Although nearly 80 percent of female victims of intimate partner violence visit emergency departments for medical complaints, as many as 72 percent are not identified as victims of abuse. Of those who are, very few are offered adequate support, according to Dr. Karin Rhodes, from the University of Pennsylvania in the US, and her colleagues.
Their work appears online this week in the Journal of General Internal Medicine, published by Springer.
Emergency departments have mandated protocols for intimate partner violence screening and intervention. Rhodes and team assessed how effective the emergency department providers were at identifying cases of domestic abuse, which characteristics of the victim made her more likely to be identified as a victim, and what support was provided when partner violence was identified.
The researchers examined all emergency department visits and intimate partner violence-related police events over a four-year period (1999-2002). The study took place within eight emergency departments, twelve police jurisdictions, and the prosecuting attorney's office, in a semi-rural Midwestern county in the US.
A total of 993 female victims of domestic violence generated 3,246 related police incidents over the four-year period.

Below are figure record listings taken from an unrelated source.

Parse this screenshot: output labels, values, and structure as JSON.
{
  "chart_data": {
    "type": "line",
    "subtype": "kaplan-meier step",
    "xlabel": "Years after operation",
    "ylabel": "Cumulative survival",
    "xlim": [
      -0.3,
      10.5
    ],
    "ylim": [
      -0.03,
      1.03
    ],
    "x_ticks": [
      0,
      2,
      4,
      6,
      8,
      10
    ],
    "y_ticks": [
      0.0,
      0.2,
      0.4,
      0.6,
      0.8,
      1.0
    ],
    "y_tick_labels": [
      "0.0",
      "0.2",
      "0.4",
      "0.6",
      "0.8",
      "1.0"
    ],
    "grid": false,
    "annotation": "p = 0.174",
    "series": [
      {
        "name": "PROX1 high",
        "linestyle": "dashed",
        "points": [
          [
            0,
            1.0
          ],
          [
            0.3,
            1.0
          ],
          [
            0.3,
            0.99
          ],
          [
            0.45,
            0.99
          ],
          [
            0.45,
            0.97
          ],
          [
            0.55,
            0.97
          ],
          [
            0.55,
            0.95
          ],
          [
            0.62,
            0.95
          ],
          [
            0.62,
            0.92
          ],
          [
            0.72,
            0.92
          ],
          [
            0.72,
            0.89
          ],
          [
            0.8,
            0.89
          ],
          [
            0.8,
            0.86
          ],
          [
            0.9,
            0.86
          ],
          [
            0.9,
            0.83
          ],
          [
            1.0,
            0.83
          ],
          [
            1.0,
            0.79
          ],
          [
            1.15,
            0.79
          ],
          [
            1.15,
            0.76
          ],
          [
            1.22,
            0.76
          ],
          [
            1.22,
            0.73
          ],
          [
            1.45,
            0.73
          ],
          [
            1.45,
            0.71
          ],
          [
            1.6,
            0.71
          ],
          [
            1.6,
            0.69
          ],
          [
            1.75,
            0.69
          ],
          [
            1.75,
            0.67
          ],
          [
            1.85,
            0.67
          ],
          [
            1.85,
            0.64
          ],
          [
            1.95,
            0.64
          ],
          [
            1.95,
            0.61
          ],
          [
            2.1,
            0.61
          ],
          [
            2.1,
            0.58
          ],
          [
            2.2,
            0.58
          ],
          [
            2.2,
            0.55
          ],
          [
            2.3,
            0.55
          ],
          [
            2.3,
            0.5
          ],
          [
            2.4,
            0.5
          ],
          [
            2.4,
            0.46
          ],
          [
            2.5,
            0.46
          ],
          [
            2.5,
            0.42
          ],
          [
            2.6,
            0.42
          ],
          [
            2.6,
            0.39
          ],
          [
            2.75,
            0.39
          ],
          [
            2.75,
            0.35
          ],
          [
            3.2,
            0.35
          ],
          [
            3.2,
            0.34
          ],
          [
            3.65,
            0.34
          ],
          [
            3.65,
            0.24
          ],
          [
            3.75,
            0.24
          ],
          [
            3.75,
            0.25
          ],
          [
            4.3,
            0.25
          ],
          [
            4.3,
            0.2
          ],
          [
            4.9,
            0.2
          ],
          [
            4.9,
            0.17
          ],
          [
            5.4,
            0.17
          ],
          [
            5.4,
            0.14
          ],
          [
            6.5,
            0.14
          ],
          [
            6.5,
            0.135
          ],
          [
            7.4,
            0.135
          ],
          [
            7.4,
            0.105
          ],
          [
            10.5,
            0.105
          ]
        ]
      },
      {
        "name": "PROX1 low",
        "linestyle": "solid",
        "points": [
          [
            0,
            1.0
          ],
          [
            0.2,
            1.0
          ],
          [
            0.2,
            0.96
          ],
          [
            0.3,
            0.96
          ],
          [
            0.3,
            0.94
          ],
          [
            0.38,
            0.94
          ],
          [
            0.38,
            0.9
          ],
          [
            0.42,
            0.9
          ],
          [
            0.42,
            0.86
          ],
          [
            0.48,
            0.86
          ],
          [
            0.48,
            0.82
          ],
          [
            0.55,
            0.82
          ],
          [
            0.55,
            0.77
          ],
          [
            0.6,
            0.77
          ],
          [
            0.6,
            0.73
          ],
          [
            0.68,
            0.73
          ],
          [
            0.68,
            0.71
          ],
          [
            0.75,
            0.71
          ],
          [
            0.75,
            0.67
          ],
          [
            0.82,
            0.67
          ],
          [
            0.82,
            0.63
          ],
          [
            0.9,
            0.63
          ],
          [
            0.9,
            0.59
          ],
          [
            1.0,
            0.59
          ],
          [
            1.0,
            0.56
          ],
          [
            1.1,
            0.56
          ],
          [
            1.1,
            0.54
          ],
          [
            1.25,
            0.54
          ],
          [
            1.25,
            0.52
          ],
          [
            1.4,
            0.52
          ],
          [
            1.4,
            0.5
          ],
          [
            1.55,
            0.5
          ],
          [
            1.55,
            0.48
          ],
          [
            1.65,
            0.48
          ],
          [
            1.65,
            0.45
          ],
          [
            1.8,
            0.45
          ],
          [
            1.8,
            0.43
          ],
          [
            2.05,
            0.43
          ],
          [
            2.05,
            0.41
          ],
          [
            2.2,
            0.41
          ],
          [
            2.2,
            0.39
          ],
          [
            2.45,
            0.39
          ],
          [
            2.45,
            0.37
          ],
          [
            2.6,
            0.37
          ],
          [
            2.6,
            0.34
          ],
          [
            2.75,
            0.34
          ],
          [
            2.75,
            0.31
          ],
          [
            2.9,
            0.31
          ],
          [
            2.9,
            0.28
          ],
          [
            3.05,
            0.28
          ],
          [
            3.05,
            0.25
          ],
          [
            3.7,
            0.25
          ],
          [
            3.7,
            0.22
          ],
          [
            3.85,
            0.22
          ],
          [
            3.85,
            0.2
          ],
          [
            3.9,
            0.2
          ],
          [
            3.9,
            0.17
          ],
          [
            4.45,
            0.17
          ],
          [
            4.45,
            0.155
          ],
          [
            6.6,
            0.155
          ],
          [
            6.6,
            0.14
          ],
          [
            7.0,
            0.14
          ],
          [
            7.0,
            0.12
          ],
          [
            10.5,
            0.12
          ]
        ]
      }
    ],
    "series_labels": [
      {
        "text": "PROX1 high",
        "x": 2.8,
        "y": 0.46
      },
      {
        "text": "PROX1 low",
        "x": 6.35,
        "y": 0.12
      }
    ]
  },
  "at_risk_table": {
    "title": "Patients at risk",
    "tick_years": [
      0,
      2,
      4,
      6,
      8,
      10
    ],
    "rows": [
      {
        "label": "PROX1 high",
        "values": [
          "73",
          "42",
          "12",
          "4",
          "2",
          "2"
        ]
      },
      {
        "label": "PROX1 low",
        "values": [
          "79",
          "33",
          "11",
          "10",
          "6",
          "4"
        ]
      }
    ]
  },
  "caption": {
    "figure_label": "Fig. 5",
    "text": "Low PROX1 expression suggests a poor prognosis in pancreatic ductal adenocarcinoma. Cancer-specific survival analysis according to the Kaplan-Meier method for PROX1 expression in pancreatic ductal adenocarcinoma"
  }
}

Approximately 80 percent went to emergency departments after the date of the documented incident. Nearly 80 percent of them came with medical complaints and 72 percent were never identified as victims of abuse, even though, on average, these women visited the emergency department seven times over the study period. Women who had filed a police complaint that day, or been taken to the hospital by the police, those who self-disclosed domestic assault, and those who had mental health and substance abuse issues, were more likely to be identified as victims of intimate partner violence.
When victims were identified, the emergency department response included legally useful documentation 86 percent of the time, police contact 50 percent of the time and a social worker 45 percent of the time. Unfortunately, only 33 percent of the time did providers assess whether the victim had a safe place to go and only 25 percent of identified victims were referred to domestic violence services.
The authors conclude: "Our work shows that the majority of police-identified intimate partner violence victims frequently use the emergency department for health care, but they are unlikely to be identified or receive any intervention in that setting. Current screening practices for intimate partner violence victims are ineffective and policy-driven interventions for identified victims are, at best, erratically implemented."